Wall Street delivered a largely mixed slate of calls: Citi reiterated Nvidia as a top data-center semi pick citing strong DRAM supply constraints, while Mizuho raised Applied Materials’ estimates/PT to $650 (prior $540) on AI-driven demand. Offsetting this optimism, KeyBanc downgraded Salesforce to sector weight after survey checks and feedback on Agentforce failed to show momentum, and JPMorgan downgraded Stellantis to Neutral citing roughly ~14 months before lower component costs flow through to launches in FY27/28. Overall, most single-name changes are positioning-driven rather than a clear market-wide catalyst.

Analysis

This call stack is less about “AI winners” and more about second-order bottlenecks: power, cooling, test, and deployment capacity.
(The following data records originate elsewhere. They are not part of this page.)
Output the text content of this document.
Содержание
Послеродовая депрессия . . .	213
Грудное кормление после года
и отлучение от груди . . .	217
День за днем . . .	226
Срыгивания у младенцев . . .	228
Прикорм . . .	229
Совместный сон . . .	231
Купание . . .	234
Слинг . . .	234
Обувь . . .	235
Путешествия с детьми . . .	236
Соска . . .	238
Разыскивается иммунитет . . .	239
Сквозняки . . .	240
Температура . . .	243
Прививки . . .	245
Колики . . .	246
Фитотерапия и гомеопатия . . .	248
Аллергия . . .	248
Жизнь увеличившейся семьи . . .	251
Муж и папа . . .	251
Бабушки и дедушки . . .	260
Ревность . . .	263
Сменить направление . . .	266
That favors NVDA/AMAT/LRCX/MKSI/COHU on the obvious side, but also turns FIX and CECO into higher-beta ways to play capex translation because backlog can convert faster than chip-end demand if hyperscaler spending stays elevated. The market usually underprices these adjacency beneficiaries early in an infrastructure cycle, then rerates them when order books stop looking like one-quarter noise and start looking like a multi-quarter capacity constraint. The cleaner short is AMD: if investors keep rewarding only the names with clear leading-edge share and memory access, AMD becomes a “good company, crowded multiple” risk rather than a growth compounder. Any stumble in inference adoption or GPU share math would likely hit both estimate revisions and multiple, so the downside is more about narrative loss than one quarter of earnings. STLA is the opposite problem—fundamental improvement is too far out to matter for current valuation, so the stock can drift while the market waits for FY27/28 proof. Contrarian read: the consensus is still treating AI spend as a chip-only trade, but the more durable revenue bridge may be in infrastructure plumbing and contamination-control adjacent names. On the other side, TSLA’s valuation is carrying future products as if timelines are near-dated; that leaves the stock vulnerable to even modest delays, especially if rates stay high and long-duration duration stocks keep de-rating. The immediate price reaction can be noisy, but the 1-3 month catalyst path is earnings revisions and capex commentary; 6-18 months is whether AI infrastructure becomes a sustained buildout versus a temporary digestion phase.